Haoyi's Programming Blog

Table of Contents

How to work with HTTP JSON APIs in Scala

Posted 2019-06-15
How to work with Subprocesses in ScalaHow to work with JSON in Scala

JSON HTTP APIs have become the standard for any organization exposing parts of their system publicly for external developers to work with. This tutorial will walk you through how to access JSON HTTP APIs in Scala, building up to a simple use case: migrating Github issues from one repository to another using Github's public API.


About the Author: Haoyi is a software engineer, and the author of many open-source Scala tools such as the Ammonite REPL and the Mill Build Tool. If you enjoyed the contents on this blog, you may also enjoy Haoyi's book Hands-on Scala Programming


The easiest way to work with JSON HTTP APIs is through the Requests-Scala library for HTTP, and uJson for JSON processing. Both of these are available on Maven Central for you to use with any version of Scala:

// SBT
"com.lihaoyi" %% "ujson" % "0.7.1"
"com.lihaoyi" %% "requests" % "0.1.8"

// Mill
ivy"com.lihaoyi::ujson:0.7.1"
ivy"com.lihaoyi::requests:0.1.8"

Both of these libraries also comes bundled with Ammonite, and can be used within the REPL and *.sc script files. This tutorial will focus more on walking through a concrete example; for deeper details on each library's syntax and functionality, go to their reference documentation:

To begin with, I will install Ammonite:

$ sudo sh -c '(echo "#!/usr/bin/env sh" && curl -L https://github.com/lihaoyi/Ammonite/releases/download/1.6.7/2.12-1.6.7) > /usr/local/bin/amm && chmod +x /usr/local/bin/amm'

And open the Ammonite REPL, using requests.<tab> and ujson.<tab> to see the list of available operations:

$ amm
Loading...
Welcome to the Ammonite Repl 1.6.7
(Scala 2.12.8 Java 11.0.2)

@ requests.<tab>
BaseSession              Response                 autoDecompress           options
Compress                 ResponseBlob             compress                 persistCookies
...

@ ujson.<tab>
Arr                              IncompleteParseException         StringRenderer
AstTransformer                   IndexedValue                     SyncParser
...

Once this is set up, we are ready to begin the tutorial.

The Task: Github Issue Migrator

To motivate this tutorial, lets start off with a example task: to migrate a set of Github Issues from one repository to another. While Github easily lets you pull the source code history and push it to a new repository, the issues and pull requests are not so easy to move over.

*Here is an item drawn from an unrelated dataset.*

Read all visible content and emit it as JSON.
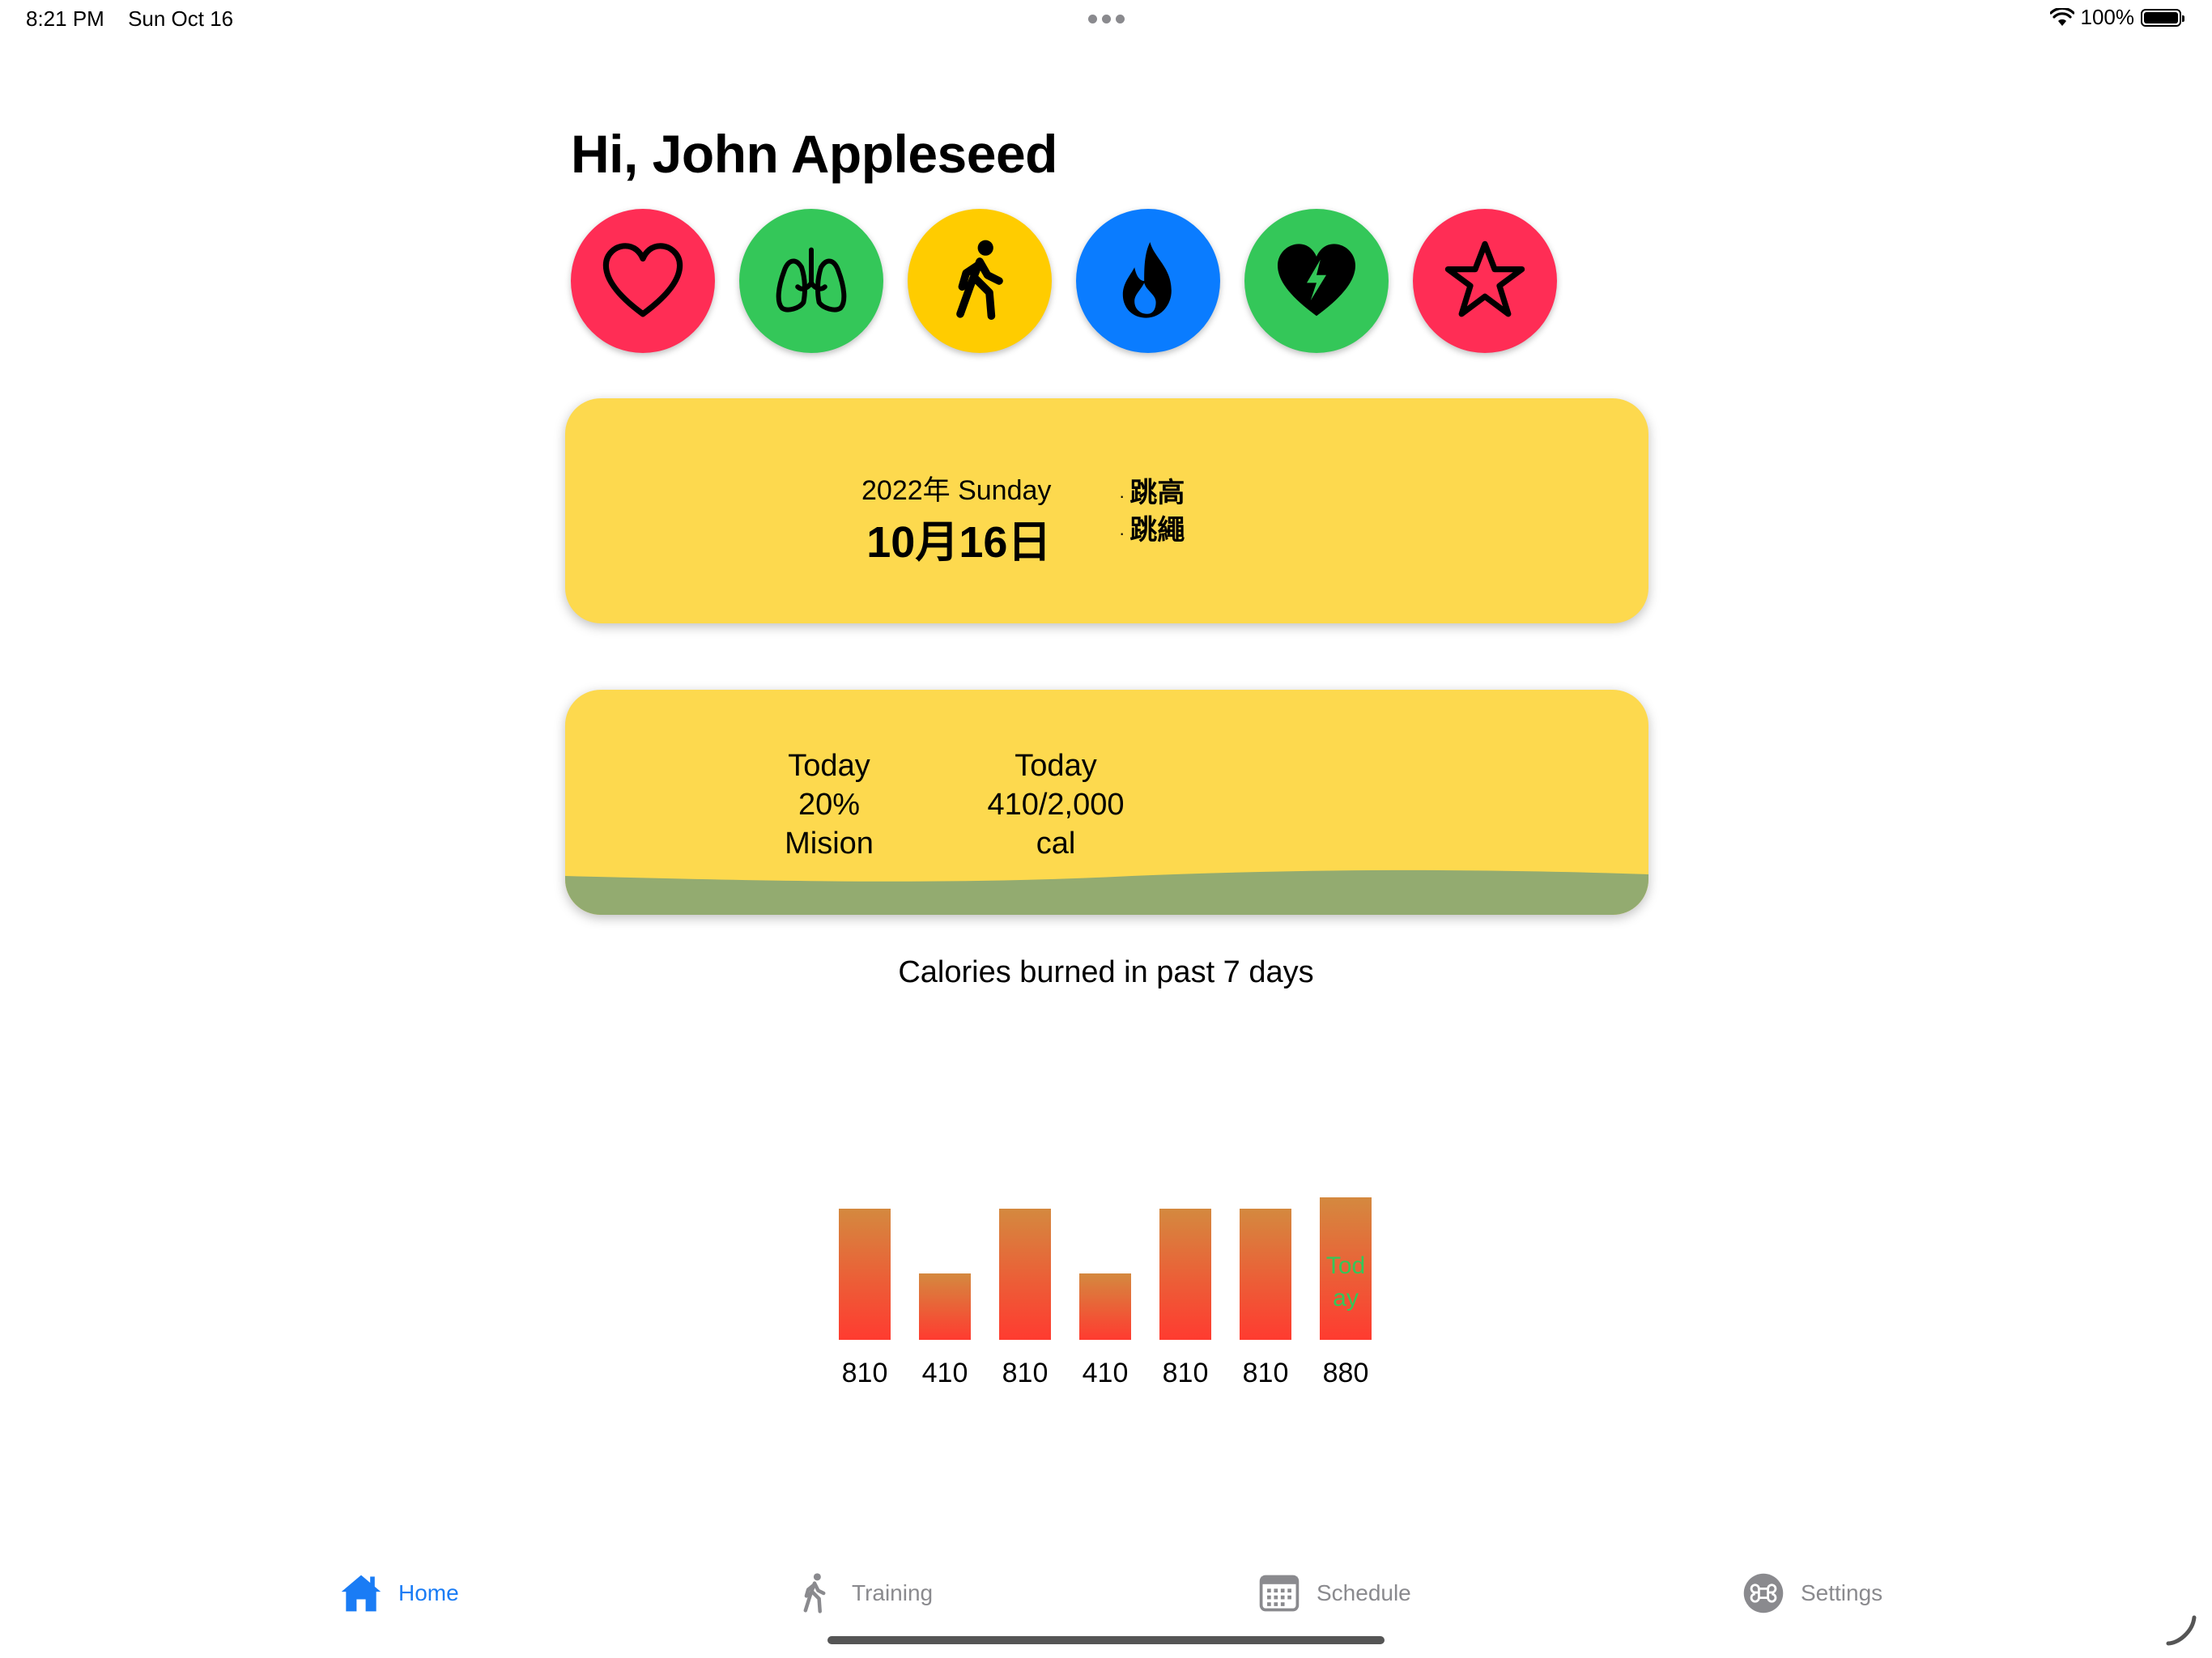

We may want to do this for a number of reasons: perhaps the original repository owner has gone missing, and the community wants to move development onto a new repository, but without losing the valuable discussions and context present in the existing issue tracker. Or perhaps we wish to change platforms entirely: when Github became popular many people migrated their issue tracker to Github from places like JIRA or Bitbucket. When the next big thing comes up in another few years, it's not unthinkable that we might want to migrate their issue tracker off of Github!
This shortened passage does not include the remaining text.